Conley Monk Jr., 74, of Connecticut, served as a Marine in Vietnam and says he remains haunted by a gruesome incident in which a fellow Marine ran over a Vietnamese man right in front of him. He says that he did not know at the time that this incident and the violence he witnessed in Vietnam had contributed to his post-traumatic stress disorder. “Ever since I got back from Vietnam, I knew I had a problem, but I didn’t know what it was. I knew that every time I would get angry when someone put their hands on me, I would react and get in trouble.
Monk says that after his service in Vietnam, he was transferred to Okinawa, where he had two altercations that he attributes in part to a «constant state of fear and hypervigilance,» according to court documents.
He said NBC Connecticut reporter Kyle Jones in Hartford who often slept poorly. “You know, my sisters, or brothers, anyone who put their hand on me, I would wake up fighting. I knew then that she had a problem. But I didn’t know the name of that.»

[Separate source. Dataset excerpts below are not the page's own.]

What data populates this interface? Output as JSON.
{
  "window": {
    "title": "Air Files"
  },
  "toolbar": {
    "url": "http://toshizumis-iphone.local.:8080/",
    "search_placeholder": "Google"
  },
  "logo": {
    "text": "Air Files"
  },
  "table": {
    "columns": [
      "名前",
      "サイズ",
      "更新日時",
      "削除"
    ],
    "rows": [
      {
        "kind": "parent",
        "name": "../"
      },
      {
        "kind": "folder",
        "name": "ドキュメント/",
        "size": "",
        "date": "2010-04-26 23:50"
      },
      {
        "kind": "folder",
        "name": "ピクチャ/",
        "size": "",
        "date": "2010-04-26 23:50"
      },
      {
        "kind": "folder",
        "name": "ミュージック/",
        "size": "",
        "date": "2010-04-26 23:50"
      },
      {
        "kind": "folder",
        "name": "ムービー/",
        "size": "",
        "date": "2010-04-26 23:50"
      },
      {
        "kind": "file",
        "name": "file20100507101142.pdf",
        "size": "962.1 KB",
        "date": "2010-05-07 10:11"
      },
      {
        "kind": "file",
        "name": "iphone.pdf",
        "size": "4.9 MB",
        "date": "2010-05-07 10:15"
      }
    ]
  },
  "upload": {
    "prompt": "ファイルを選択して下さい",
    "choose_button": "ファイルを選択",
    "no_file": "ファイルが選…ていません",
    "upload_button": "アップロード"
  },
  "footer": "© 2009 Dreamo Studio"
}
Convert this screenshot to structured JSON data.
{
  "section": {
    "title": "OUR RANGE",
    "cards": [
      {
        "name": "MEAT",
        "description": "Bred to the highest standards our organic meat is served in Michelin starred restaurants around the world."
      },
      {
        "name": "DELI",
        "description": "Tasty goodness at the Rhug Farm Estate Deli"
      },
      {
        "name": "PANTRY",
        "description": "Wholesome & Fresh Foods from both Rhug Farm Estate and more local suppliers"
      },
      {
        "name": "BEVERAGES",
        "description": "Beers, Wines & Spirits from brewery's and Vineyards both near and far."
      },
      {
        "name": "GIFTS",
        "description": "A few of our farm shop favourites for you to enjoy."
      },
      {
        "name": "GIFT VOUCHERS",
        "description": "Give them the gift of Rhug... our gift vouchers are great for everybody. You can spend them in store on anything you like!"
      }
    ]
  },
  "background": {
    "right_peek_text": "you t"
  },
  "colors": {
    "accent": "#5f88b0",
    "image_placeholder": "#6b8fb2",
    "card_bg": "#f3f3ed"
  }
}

He says that after the riots in Okinawa, he agreed to an «undesirable dismissal» but did not understand that it could negatively affect his eligibility for VA benefits. Monk says it took 40 years for his discharge to be reversed.
In early March, Secretary McDonough said the agency was «struggling with race-based disparities in VA benefit decisions and military discharge status.»
Forbes told Shaban that he is grateful that the department acknowledges that they fell short. “I’m a little relieved that they’re acknowledging what’s going on. That’s kind of a relief to me,» he said. «Now we know what the problem is. Now let’s work on the solution.»
This article was published by Lucy Bustamante in NBC Philadelphia, Kyle Jones and Katherine Loy in NBC Connecticut, Tracee Wilkins and Rick Yarborough in NBC Washington, Bigad Shaban and Michael Bott in NBC Bay Area, Mark Mullen and Mike Dorfman in NBC San Diego, Noreen O’Donnell of NBCU Local and Laura Strickler of the NBC News Investigative Unit.